Почувствовав, что гости предпочитают оборону, толпа взревела, подбадривая своих любимцев.
Великолепное безумие наполнило воздух и передалось от болельщиков игрокам «Ливенфорда». Они бросились вперед. Они яростно напирали, кружа пчелиным роем возле ворот «Роверсов». Но все равно не могли забить.
Еще один угловой, и Нед, красиво приняв мяч, попал им в перекладину. Раздался общий стон, в котором смешались экстаз и отчаяние.
День уже угасал, время быстро шло к финальному свистку – оставалось двадцать, десять, наконец, всего пять минут.
Над вопящей толпой нависло горькое разочарование, медленно оседающее вниз. В воздухе витал призрак поражения – жалкого и безнадежного.
А затем Нед Сазерленд получил мяч в середине поля. Не передавая его, он двинулся вперед, с невероятной ловкостью прокладывая себе путь сквозь заслон соперников.
– Пасуй, Нед, пасуй! – кричала толпа, надеясь увидеть, как он откроет фланги.
Но Нед не пасовал. С мячом в ногах, опустив голову, он продолжал, как бык, таранить соперника.

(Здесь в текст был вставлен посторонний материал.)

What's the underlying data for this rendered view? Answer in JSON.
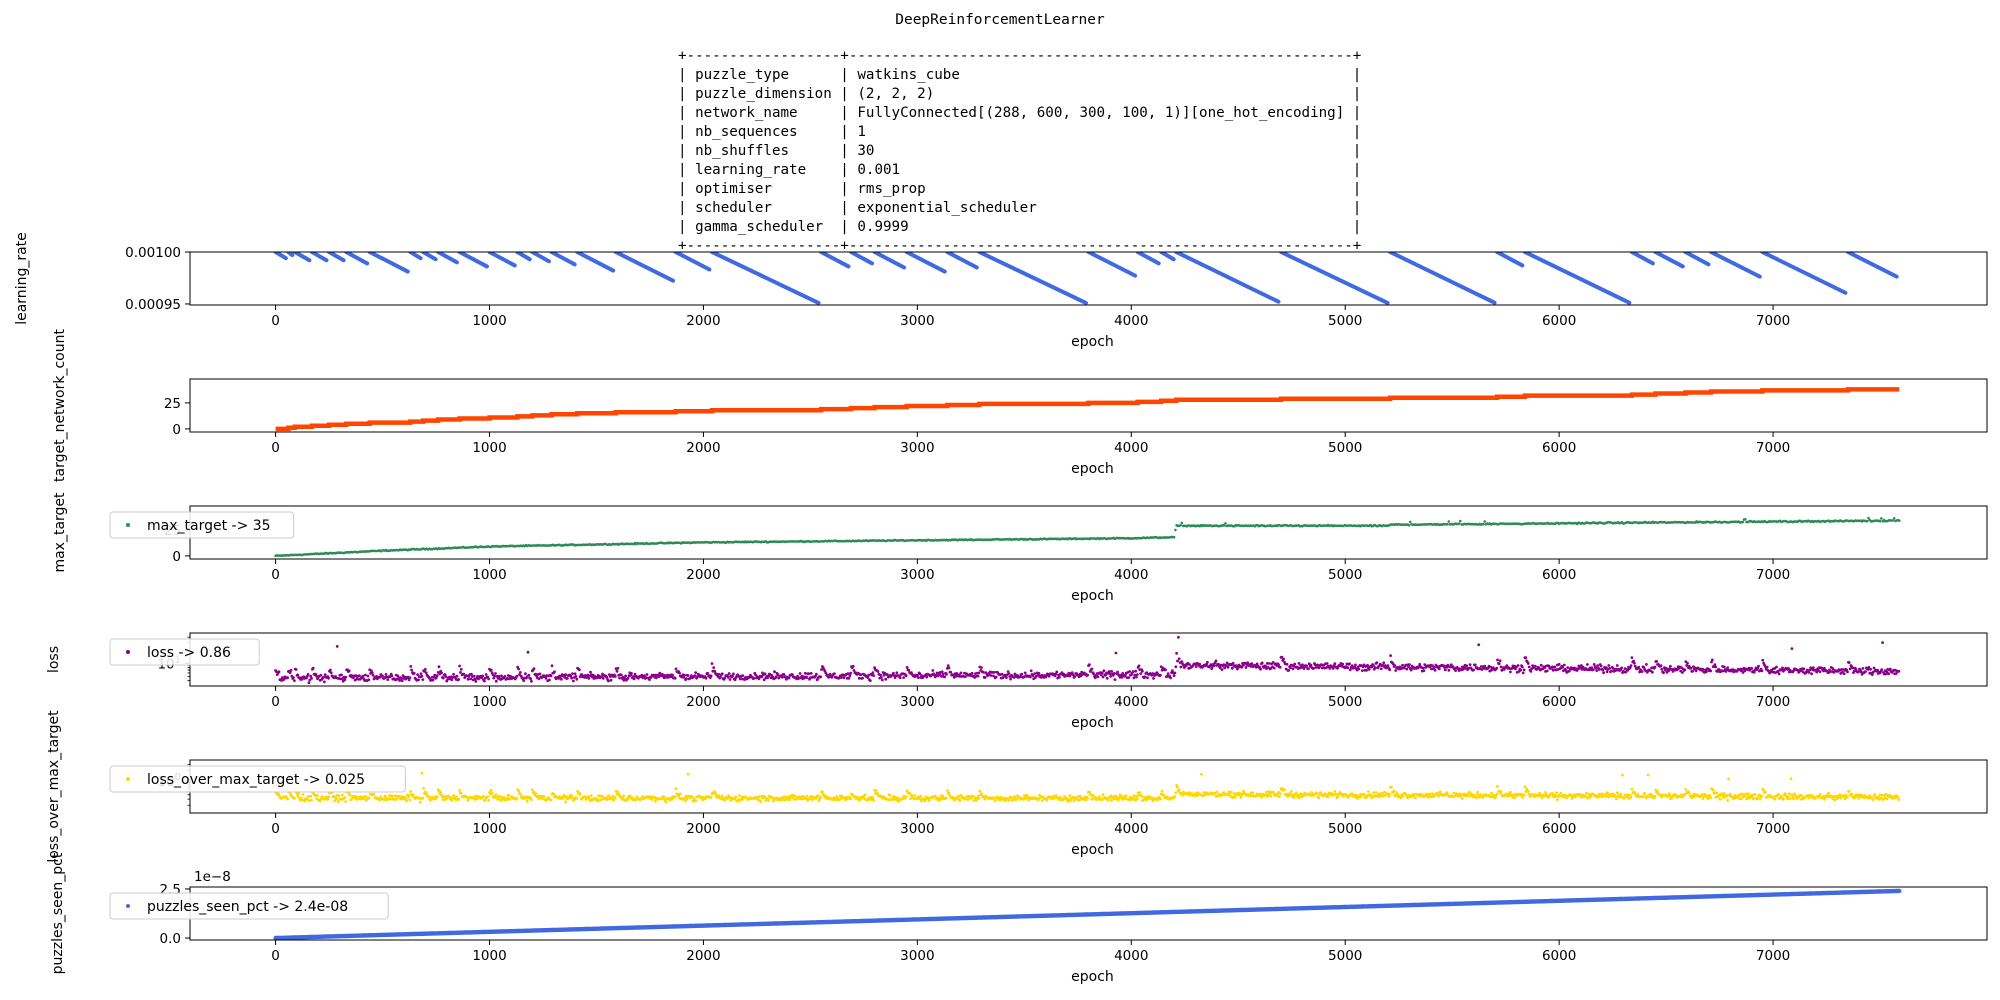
{
  "figure": {
    "title": "DeepReinforcementLearner",
    "params_table": [
      {
        "key": "puzzle_type",
        "value": "watkins_cube"
      },
      {
        "key": "puzzle_dimension",
        "value": "(2, 2, 2)"
      },
      {
        "key": "network_name",
        "value": "FullyConnected[(288, 600, 300, 100, 1)][one_hot_encoding]"
      },
      {
        "key": "nb_sequences",
        "value": "1"
      },
      {
        "key": "nb_shuffles",
        "value": "30"
      },
      {
        "key": "learning_rate",
        "value": "0.001"
      },
      {
        "key": "optimiser",
        "value": "rms_prop"
      },
      {
        "key": "scheduler",
        "value": "exponential_scheduler"
      },
      {
        "key": "gamma_scheduler",
        "value": "0.9999"
      }
    ]
  },
  "colors": {
    "learning_rate": "#4169e1",
    "target_network_count": "#ff4500",
    "max_target": "#2e8b57",
    "loss": "#8b008b",
    "loss_over_max_target": "#ffd700",
    "puzzles_seen_pct": "#4169e1"
  },
  "chart_data": [
    {
      "type": "scatter",
      "ylabel": "learning_rate",
      "xlabel": "epoch",
      "xlim": [
        -400,
        8000
      ],
      "ylim": [
        0.000949,
        0.001
      ],
      "xticks": [
        "0",
        "1000",
        "2000",
        "3000",
        "4000",
        "5000",
        "6000",
        "7000"
      ],
      "yticks": [
        {
          "value": 0.001,
          "label": "0.00100"
        },
        {
          "value": 0.00095,
          "label": "0.00095"
        }
      ],
      "segments": [
        [
          0,
          60
        ],
        [
          60,
          90
        ],
        [
          90,
          170
        ],
        [
          170,
          250
        ],
        [
          250,
          330
        ],
        [
          330,
          440
        ],
        [
          440,
          630
        ],
        [
          630,
          690
        ],
        [
          690,
          760
        ],
        [
          760,
          860
        ],
        [
          860,
          1000
        ],
        [
          1000,
          1130
        ],
        [
          1130,
          1200
        ],
        [
          1200,
          1290
        ],
        [
          1290,
          1410
        ],
        [
          1410,
          1590
        ],
        [
          1590,
          1870
        ],
        [
          1870,
          2040
        ],
        [
          2040,
          2550
        ],
        [
          2550,
          2690
        ],
        [
          2690,
          2800
        ],
        [
          2800,
          2950
        ],
        [
          2950,
          3140
        ],
        [
          3140,
          3290
        ],
        [
          3290,
          3800
        ],
        [
          3800,
          4030
        ],
        [
          4030,
          4140
        ],
        [
          4140,
          4210
        ],
        [
          4210,
          4700
        ],
        [
          4700,
          5210
        ],
        [
          5210,
          5710
        ],
        [
          5710,
          5840
        ],
        [
          5840,
          6340
        ],
        [
          6340,
          6450
        ],
        [
          6450,
          6590
        ],
        [
          6590,
          6710
        ],
        [
          6710,
          6950
        ],
        [
          6950,
          7350
        ],
        [
          7350,
          7590
        ]
      ],
      "legend": null
    },
    {
      "type": "scatter",
      "ylabel": "target_network_count",
      "xlabel": "epoch",
      "xlim": [
        -400,
        8000
      ],
      "ylim": [
        -3,
        48
      ],
      "xticks": [
        "0",
        "1000",
        "2000",
        "3000",
        "4000",
        "5000",
        "6000",
        "7000"
      ],
      "yticks": [
        {
          "value": 25,
          "label": "25"
        },
        {
          "value": 0,
          "label": "0"
        }
      ],
      "steps_at_x": [
        60,
        90,
        170,
        250,
        330,
        440,
        630,
        690,
        760,
        860,
        1000,
        1130,
        1200,
        1290,
        1410,
        1590,
        1870,
        2040,
        2550,
        2690,
        2800,
        2950,
        3140,
        3290,
        3800,
        4030,
        4140,
        4210,
        4700,
        5210,
        5710,
        5840,
        6340,
        6450,
        6590,
        6710,
        6950,
        7350
      ],
      "final_value": 38,
      "legend": null
    },
    {
      "type": "scatter",
      "ylabel": "max_target",
      "xlabel": "epoch",
      "xlim": [
        -400,
        8000
      ],
      "ylim": [
        -3,
        48
      ],
      "xticks": [
        "0",
        "1000",
        "2000",
        "3000",
        "4000",
        "5000",
        "6000",
        "7000"
      ],
      "yticks": [
        {
          "value": 25,
          "label": "25"
        },
        {
          "value": 0,
          "label": "0"
        }
      ],
      "points": [
        [
          0,
          0
        ],
        [
          500,
          5
        ],
        [
          1000,
          9
        ],
        [
          2000,
          13
        ],
        [
          3000,
          15
        ],
        [
          4000,
          17
        ],
        [
          4200,
          18
        ],
        [
          4210,
          29
        ],
        [
          5200,
          29
        ],
        [
          5210,
          30
        ],
        [
          7590,
          34
        ]
      ],
      "legend": "max_target -> 35"
    },
    {
      "type": "scatter",
      "ylabel": "loss",
      "xlabel": "epoch",
      "xlim": [
        -400,
        8000
      ],
      "ylim": [
        3,
        50
      ],
      "log_y": true,
      "xticks": [
        "0",
        "1000",
        "2000",
        "3000",
        "4000",
        "5000",
        "6000",
        "7000"
      ],
      "yticks": [
        {
          "value": 10,
          "label": "10^1"
        }
      ],
      "band_typical": [
        [
          0,
          4.5
        ],
        [
          4200,
          5.5
        ],
        [
          4210,
          9
        ],
        [
          7590,
          6.5
        ]
      ],
      "legend": "loss -> 0.86"
    },
    {
      "type": "scatter",
      "ylabel": "loss_over_max_target",
      "xlabel": "epoch",
      "xlim": [
        -400,
        8000
      ],
      "ylim": [
        0.12,
        4
      ],
      "log_y": true,
      "xticks": [
        "0",
        "1000",
        "2000",
        "3000",
        "4000",
        "5000",
        "6000",
        "7000"
      ],
      "yticks": [
        {
          "value": 1,
          "label": "10^0"
        }
      ],
      "band_typical": [
        [
          0,
          0.32
        ],
        [
          4200,
          0.32
        ],
        [
          4210,
          0.42
        ],
        [
          7590,
          0.34
        ]
      ],
      "legend": "loss_over_max_target -> 0.025"
    },
    {
      "type": "scatter",
      "ylabel": "puzzles_seen_pct",
      "xlabel": "epoch",
      "xlim": [
        -400,
        8000
      ],
      "ylim": [
        -0.1,
        2.6
      ],
      "offset_label": "1e−8",
      "xticks": [
        "0",
        "1000",
        "2000",
        "3000",
        "4000",
        "5000",
        "6000",
        "7000"
      ],
      "yticks": [
        {
          "value": 2.5,
          "label": "2.5"
        },
        {
          "value": 0,
          "label": "0.0"
        }
      ],
      "points": [
        [
          0,
          0
        ],
        [
          7590,
          2.4
        ]
      ],
      "legend": "puzzles_seen_pct -> 2.4e-08"
    }
  ]
}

И тогда толпа взревела по-настоящему – они поняли, что Нед атакует в одиночку.
Левый защитник «Роверсов» тоже это понял. Когда Нед оказался в штрафной и был готов пробить по воротам, противник прыгнул в подкате на него. Нед упал с глухим душераздирающим стуком, и из десяти тысяч глоток вырвался неистовый вопль:
– Пенальти! Пенальти! Пенальти!
Судья без колебаний указал на одиннадцатиметровую отметку.
Несмотря на протесты игрока «Глазго роверс», судья дал – да! – дал «Ливенфорду» право на пенальти!

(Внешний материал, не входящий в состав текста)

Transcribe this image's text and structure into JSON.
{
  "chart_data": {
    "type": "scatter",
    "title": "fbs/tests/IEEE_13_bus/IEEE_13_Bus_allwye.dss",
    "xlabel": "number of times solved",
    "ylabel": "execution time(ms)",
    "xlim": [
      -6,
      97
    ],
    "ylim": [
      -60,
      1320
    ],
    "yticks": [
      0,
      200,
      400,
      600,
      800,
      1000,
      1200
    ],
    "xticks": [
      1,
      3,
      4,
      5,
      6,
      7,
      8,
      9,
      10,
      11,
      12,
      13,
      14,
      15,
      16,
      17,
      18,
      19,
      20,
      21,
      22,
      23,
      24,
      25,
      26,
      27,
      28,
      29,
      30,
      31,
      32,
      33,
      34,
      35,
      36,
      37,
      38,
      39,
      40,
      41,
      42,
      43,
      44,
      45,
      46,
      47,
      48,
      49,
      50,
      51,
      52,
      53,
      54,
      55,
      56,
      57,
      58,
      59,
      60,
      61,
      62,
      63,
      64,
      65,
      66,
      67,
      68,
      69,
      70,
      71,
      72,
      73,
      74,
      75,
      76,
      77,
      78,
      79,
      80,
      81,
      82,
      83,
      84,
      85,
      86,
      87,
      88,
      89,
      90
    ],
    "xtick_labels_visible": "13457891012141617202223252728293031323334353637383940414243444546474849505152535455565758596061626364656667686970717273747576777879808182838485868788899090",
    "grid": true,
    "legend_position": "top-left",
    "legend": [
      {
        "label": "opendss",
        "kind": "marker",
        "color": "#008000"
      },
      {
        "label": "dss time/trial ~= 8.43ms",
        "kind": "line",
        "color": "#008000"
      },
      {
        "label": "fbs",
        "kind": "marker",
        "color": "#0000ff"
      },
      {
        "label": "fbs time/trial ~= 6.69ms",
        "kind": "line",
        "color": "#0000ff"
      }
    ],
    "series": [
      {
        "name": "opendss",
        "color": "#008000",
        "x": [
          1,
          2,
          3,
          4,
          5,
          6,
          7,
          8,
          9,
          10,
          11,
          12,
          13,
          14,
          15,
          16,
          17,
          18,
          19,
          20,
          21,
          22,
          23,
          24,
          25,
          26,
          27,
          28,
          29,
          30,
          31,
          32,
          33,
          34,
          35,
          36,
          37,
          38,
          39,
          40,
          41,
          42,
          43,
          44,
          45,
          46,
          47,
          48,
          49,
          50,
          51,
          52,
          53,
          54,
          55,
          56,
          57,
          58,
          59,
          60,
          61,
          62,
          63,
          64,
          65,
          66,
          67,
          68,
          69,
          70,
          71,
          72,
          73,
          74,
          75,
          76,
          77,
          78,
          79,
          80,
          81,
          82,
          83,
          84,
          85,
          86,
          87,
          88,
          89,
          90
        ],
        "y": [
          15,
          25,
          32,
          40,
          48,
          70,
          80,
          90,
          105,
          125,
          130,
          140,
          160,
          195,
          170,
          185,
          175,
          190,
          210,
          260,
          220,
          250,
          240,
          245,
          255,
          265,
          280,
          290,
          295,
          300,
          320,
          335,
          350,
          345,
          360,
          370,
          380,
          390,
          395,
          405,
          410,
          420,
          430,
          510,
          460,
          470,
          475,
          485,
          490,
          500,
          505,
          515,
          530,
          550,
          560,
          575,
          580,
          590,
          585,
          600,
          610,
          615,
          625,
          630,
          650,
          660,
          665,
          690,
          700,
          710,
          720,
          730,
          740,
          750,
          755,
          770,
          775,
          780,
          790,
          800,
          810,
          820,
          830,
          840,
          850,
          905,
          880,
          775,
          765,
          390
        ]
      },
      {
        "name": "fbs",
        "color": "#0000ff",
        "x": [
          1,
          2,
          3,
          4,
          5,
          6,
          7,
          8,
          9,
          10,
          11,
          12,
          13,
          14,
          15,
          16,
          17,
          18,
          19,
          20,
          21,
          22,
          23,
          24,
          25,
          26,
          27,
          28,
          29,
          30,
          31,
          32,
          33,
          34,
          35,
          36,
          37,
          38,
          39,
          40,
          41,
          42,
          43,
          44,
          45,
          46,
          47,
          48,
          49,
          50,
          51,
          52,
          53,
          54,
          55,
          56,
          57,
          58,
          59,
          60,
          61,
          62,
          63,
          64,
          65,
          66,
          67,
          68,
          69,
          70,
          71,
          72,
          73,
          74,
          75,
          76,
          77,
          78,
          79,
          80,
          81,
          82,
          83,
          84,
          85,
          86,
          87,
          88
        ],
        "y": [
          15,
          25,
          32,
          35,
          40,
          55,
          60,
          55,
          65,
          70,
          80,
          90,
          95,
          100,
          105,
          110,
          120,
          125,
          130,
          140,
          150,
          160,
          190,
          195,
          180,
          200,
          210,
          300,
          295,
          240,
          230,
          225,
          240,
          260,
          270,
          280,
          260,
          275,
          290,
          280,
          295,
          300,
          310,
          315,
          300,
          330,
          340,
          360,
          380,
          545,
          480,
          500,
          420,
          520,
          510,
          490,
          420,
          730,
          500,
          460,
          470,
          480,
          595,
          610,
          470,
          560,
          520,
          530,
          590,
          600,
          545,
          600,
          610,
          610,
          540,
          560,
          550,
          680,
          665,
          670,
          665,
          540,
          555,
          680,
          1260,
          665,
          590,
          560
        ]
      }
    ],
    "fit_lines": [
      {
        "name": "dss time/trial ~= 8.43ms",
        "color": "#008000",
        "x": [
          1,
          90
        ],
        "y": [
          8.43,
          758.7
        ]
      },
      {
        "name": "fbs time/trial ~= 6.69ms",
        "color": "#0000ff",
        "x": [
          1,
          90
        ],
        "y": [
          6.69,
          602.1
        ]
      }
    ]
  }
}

Нед встал. Он не пострадал. Эта искусная имитация страшной травмы была неотъемлемой частью его мастерства. А теперь он сам исполнит пенальти.
Когда Нед поставил мяч на отметку, воцарилась мертвая тишина. Он был хладнокровен, отрешен и как будто не чувствовал этой мучительной тревоги ожидания толпы. Все затаили дыхание, когда он постучал носком бутсы по траве, примерился долгим взглядом к воротам и сделал три быстрых шага вперед.
А затем – бах! Мяч оказался в сетке.
– Гол! – восторженно закричали зрители, и в тот же миг раздался свисток – время игры вышло.
«Ливенфорд» вырвал ничью. Нед спас матч.
Началось столпотворение. Шляпы, трости, зонтики, само собой, полетели вверх. Крики, рев, исступленный визг – толпа ринулась на поле.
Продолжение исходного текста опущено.